The studies, the editors
Devan Pillay and Lucien van der Walt argue, demonstrate the on-going importance
of unions, despite their contradictions, as an irreplaceable force for
progressive social change for the popular classes, not least in Asia, Africa and Latin America. The world today is not in a “post-industrial”,
“information” phase, or in a post-neo-liberal era; it is instead essentially
classic capitalism, with an ever-growing working class majority. Post-colonial
ruling classes have been active authors of the neoliberal agenda, at the
expense of their working classes. The current context affirms the centrality of
unions, and of organized workers more generally, and it demonstrates that union
struggles – and alliances with other sectors of the popular classes –make key
reforms like the so-called Standard Employment Relationship possible in the
first place. The more that the fracturing of the popular classes is challenged
by linking unions to other popular class forces, the more successful such
struggles become. The more that unions build solidarity within and across
borders, the more space is opened for real social and economic change.
While there is a
political vacuum in the heart of current labour struggles – in that they are
often defensive, and lack a clear vision of transformation beyond minor
reforms – this same situation also opens space for a profound renewal of a left
project centred upon participatory democracy. But what form could this take? Should
unions participate in state forums and elections, seeking to wield the state
(in a more traditional labour / socialist mode)? Or instead, build autonomous
and oppositional bodies of counter-power that pressure the state for reforms
from outside (while refusing participate in the state), instead stressing forms
of mobilization that prefigure a post-capitalist, self-managed, stateless
future (in a more anarchist/syndicalist mode)? Or are there other options? This
collection opens these questions, without providing easy answers.
NOTE: Given the large
numbers of papers presented at the 2011 Global Labour University conference and
their diverse topics, it was no easy matter to make a selection.
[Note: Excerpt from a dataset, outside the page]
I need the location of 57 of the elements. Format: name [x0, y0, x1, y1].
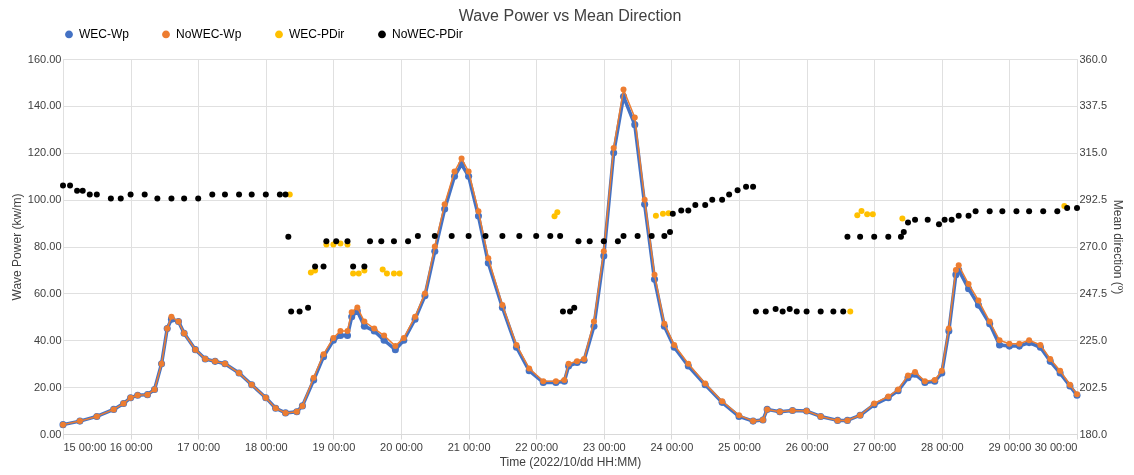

A number of
other papers have thus appeared in the book Labour in the Global South: challenges and alternatives for workers edited by Sarah Mosoetsa
and Michelle Williams and published by the International Labour Organisation
(ILO).
CONTENTS
SUZANNE DANSEREAU,
Journal editor’s introduction
DEVAN PILLAY and LUCIEN
VAN DER WALT, Contributing editor’s
Introduction to the Special Issue: “Assessing the Politics of Organized Labour
in Asia, Africa and Latin America at the Start of the 21st Century.”
DANIEL HAWKINS, “The
Influence of Organized Labour in the Rise to Power of Lula in Brazil and Correa
in Ecuador.”
DEVAN PILLAY, “The
Enduring Embrace: COSATU and the Tripartite Alliance during the Zuma era.”
ERCÜMENT ÇELIK, “‘World
Class Cities for All’: Street traders as agents of union revitalization in
contemporary South Africa.”
PRAGYA KHANNA, “Making
Labour Voices Heard During an Industrial Crisis: Workers’ struggles in the
Bangladesh garment industry.”
JOHN FOLKERTH and TONIA
WARNECKE, “Informal Labour in India and Indonesia: Surmounting organizing
barriers.”
ELAINE SIO-IENG HUI and
CHRIS KING-CHI CHAN, “The ‘Harmonious Society’ as a Hegemonic Project: Labour
conflicts and changing labour policies in China.”